Saat ini, umat beragama sudah dipimpin oleh kecerdasan buatan.

Pada kebaktian yang dipimpin oleh kecerdasan buatan pada tanggal 9 Juni, ratusan umat Kristen Lutheran berkumpul untuk beribadah di Gereja Santo Paulus di Nuremberg.

Saat jemaat duduk, chatbot ChatGPT, yang dipersonifikasikan sebagai seorang pria kulit hitam berjanggut, muncul di layar besar yang dipasang di atas altar dan mulai memimpin kebaktian.

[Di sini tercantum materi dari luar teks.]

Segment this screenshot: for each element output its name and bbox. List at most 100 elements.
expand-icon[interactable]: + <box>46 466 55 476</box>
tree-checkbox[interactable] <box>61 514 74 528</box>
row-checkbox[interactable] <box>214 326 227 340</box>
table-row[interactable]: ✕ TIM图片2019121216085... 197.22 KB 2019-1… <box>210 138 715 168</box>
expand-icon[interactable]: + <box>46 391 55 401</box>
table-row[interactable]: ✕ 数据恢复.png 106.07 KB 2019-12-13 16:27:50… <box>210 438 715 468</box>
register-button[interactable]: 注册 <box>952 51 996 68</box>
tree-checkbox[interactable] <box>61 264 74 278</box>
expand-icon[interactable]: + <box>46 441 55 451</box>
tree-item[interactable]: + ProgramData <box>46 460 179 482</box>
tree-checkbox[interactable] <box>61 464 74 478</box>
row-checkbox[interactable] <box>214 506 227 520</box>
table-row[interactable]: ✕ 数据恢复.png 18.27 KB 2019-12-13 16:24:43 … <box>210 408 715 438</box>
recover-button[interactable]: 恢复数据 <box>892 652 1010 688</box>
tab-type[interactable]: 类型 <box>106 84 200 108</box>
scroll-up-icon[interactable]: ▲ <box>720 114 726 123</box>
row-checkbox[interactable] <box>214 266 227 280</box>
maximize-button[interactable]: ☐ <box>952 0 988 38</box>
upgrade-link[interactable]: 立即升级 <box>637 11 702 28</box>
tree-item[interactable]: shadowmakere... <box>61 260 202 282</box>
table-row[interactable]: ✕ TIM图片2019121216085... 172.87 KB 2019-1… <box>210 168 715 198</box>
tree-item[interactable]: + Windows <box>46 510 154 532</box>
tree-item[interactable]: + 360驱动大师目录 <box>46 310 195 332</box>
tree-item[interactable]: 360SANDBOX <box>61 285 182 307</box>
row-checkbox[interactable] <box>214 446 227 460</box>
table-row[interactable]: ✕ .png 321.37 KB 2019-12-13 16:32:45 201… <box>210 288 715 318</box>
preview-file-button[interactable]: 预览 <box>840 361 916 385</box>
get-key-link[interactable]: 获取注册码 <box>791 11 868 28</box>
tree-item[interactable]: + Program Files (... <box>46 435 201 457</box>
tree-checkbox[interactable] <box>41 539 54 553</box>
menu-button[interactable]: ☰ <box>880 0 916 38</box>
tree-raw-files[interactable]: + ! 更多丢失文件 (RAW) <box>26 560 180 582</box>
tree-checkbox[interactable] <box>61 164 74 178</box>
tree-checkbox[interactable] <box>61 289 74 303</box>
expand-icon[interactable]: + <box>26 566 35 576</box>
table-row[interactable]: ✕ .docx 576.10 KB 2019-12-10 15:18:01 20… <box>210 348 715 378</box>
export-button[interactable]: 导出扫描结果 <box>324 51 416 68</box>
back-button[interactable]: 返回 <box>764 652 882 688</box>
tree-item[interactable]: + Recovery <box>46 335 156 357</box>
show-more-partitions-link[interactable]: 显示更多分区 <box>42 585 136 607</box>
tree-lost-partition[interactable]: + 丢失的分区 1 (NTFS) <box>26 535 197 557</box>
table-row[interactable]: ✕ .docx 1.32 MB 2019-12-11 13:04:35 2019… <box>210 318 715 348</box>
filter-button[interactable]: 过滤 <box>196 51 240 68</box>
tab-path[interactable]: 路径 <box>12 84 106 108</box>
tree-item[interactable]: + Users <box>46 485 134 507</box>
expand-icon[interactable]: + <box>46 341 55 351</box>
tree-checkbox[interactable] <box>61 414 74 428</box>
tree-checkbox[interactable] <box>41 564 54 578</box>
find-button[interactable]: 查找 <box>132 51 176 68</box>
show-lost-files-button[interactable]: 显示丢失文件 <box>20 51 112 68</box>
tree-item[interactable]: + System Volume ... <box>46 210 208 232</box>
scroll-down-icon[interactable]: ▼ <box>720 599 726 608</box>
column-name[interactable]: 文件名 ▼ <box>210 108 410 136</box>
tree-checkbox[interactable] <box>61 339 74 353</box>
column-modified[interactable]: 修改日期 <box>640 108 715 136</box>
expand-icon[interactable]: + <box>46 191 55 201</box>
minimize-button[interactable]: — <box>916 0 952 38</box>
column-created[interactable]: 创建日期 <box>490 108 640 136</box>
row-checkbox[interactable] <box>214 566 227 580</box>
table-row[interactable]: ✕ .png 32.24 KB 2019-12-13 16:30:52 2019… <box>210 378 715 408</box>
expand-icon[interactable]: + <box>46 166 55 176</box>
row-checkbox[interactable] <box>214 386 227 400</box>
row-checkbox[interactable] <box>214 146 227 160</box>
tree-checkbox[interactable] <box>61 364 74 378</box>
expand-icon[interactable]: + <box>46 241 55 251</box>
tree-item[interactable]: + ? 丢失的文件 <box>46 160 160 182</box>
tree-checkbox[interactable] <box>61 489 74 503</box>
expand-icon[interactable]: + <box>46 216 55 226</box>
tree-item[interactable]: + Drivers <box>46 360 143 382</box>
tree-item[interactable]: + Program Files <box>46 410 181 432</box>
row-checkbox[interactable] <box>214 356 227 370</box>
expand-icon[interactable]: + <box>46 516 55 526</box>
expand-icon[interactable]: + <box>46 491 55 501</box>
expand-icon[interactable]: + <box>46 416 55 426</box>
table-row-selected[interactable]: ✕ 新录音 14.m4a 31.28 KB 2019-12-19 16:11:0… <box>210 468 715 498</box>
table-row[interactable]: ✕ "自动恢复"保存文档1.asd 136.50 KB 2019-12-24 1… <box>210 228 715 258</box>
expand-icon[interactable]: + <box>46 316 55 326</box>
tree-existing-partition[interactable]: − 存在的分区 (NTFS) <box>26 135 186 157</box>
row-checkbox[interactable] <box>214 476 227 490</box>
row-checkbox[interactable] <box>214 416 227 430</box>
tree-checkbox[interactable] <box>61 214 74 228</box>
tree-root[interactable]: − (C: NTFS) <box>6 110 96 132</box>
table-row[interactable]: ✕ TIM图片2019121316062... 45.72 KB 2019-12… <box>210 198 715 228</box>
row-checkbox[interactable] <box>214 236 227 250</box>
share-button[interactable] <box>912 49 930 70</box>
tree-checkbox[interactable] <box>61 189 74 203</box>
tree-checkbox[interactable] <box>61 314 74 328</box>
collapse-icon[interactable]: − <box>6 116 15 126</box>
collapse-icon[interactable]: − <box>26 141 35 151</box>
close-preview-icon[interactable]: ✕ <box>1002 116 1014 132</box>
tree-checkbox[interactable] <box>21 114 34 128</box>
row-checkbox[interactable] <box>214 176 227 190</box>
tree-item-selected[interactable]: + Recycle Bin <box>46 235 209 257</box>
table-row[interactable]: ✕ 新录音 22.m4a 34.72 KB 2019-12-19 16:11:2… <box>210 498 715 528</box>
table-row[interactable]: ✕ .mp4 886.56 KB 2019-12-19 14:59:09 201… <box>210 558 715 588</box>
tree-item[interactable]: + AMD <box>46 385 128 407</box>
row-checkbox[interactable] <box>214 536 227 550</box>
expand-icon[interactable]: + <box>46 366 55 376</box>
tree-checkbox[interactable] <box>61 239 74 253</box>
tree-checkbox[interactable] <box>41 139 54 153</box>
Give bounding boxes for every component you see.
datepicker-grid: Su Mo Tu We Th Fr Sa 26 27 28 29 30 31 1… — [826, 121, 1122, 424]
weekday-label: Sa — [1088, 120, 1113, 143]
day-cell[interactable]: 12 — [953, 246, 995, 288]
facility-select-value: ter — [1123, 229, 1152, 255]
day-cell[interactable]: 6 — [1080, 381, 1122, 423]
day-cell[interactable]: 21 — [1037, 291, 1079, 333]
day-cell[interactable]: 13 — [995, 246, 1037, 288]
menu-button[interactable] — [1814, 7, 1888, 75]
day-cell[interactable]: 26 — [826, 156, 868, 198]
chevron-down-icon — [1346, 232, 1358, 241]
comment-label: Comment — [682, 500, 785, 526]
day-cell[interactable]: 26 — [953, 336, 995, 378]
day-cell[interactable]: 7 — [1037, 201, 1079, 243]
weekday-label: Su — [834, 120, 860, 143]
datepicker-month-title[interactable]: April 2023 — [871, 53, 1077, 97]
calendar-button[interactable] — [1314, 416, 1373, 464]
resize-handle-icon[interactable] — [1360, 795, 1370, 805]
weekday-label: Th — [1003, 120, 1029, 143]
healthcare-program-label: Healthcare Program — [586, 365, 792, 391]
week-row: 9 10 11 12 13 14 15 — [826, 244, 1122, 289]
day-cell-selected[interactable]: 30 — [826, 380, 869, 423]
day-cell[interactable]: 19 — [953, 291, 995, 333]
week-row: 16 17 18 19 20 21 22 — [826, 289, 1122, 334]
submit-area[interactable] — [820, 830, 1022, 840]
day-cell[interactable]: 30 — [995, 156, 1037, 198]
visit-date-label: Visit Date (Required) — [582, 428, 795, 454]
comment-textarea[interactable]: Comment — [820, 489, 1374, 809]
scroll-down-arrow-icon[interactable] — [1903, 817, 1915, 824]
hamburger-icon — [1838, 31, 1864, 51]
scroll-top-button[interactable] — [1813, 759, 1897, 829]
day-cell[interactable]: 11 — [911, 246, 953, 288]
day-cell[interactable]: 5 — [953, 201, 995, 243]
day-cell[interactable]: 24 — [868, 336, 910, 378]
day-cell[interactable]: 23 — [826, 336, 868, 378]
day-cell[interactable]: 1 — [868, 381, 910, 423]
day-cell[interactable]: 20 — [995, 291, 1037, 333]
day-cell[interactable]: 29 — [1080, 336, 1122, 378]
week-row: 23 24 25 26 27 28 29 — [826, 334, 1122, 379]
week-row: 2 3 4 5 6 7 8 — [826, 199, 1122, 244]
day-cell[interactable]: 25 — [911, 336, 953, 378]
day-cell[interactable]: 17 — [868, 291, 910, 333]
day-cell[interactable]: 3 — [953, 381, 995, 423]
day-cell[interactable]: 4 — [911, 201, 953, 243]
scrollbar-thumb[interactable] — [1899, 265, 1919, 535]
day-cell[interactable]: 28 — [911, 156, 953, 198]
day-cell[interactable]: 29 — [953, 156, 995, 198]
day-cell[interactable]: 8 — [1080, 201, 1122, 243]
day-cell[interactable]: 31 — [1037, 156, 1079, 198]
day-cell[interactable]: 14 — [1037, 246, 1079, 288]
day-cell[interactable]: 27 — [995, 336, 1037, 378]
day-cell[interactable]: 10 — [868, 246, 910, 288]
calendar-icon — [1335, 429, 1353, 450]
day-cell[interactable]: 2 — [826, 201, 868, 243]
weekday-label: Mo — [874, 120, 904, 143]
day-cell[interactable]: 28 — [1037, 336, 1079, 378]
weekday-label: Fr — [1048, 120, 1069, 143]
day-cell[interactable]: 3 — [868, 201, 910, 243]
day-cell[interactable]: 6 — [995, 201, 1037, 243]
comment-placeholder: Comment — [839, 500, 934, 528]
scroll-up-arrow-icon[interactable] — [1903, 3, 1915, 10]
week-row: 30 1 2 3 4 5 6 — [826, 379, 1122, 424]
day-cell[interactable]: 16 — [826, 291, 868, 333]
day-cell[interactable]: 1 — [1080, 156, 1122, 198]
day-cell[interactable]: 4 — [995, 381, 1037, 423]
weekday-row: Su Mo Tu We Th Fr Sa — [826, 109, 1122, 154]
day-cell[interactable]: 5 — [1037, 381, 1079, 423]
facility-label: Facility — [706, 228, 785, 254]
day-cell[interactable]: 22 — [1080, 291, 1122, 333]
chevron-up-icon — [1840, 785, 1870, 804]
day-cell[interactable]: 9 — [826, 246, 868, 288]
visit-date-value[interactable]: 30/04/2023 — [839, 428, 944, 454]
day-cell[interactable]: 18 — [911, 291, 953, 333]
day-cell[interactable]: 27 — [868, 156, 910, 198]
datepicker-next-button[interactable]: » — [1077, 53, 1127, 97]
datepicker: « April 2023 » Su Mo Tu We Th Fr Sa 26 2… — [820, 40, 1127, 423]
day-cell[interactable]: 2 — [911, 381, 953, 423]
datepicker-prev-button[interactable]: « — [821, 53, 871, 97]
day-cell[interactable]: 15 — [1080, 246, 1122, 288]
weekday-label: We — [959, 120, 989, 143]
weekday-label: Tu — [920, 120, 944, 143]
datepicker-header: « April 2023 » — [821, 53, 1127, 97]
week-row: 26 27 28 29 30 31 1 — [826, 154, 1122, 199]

“Teman-teman yang terkasih, merupakan suatu kehormatan bagi saya untuk berdiri di sini dan berkhotbah kepada Anda sebagai kecerdasan buatan pertama pada konvensi Protestan tahun ini di Jerman,” kata avatar tersebut.

Salah satu dari empat gambar dan suara AI tersebut memimpin kebaktian Kristen selama lebih dari 40 menit, memimpin nyanyian, memanjatkan doa, dan menyampaikan khotbah, yang tidak ditulis oleh manusia, melainkan oleh mesin. Wajah para avatar itu tanpa ekspresi. Suara mereka monoton, kata orang-orang setelah acara selesai.

“Saya yang merancang kebaktian ini-tetapi sebenarnya saya lebih suka menemaninya karena sekitar 98 persen berasal dari mesin,” kata Jonas Simmerlein, seorang teolog dan filsuf berusia 29 tahun dari Universitas Wina, kepada seorang wartawan.

“Saya mengatakan kepada kecerdasan buatan itu, ‘Kami sedang berada di kongres gereja, Anda adalah seorang pengkhotbah… seperti apa bentuk kebaktian di gereja?”

‘Tidak Ada Hati dan Jiwa’

Kebaktian eksperimental ini diadakan dalam sebuah konferensi Protestan lokal, yang dilaporkan menarik puluhan ribu  jemaat.

Chatbot tersebut mengubah penampilannya empat kali-berganti-ganti antara dua wanita dan dua pria-dan berkhotbah tentang meninggalkan masa lalu dan berfokus pada tantangan masa depan, dan tidak pernah kehilangan kepercayaan kepada Yesus Kristus.

Sambutan terhadap pengkhotbah komputer itu beragam. Beberapa merekam dengan penuh semangat, sementara yang lainnya melihat dengan kritis. Penyampaian chatbot yang datar terkadang mengundang tawa saat ia mengatakan kepada orang-orang percaya bahwa “untuk menjaga iman kita, kita harus berdoa dan pergi ke gereja secara teratur.”

“Tidak ada hati dan jiwa,” kata Heiderose Schmidt, 54 tahun, kepada seorang wartawan.

Bekerja di bidang IT, ia mengatakan bahwa rasa ingin tahu membawanya ke acara tersebut. Namun ia merasa semakin tidak nyaman saat layanan berlangsung.

“Para avatar tidak menunjukkan emosi sama sekali, tidak memiliki bahasa tubuh, dan berbicara sangat cepat dan monoton sehingga sangat sulit bagi saya untuk berkonsentrasi pada apa yang mereka katakan.”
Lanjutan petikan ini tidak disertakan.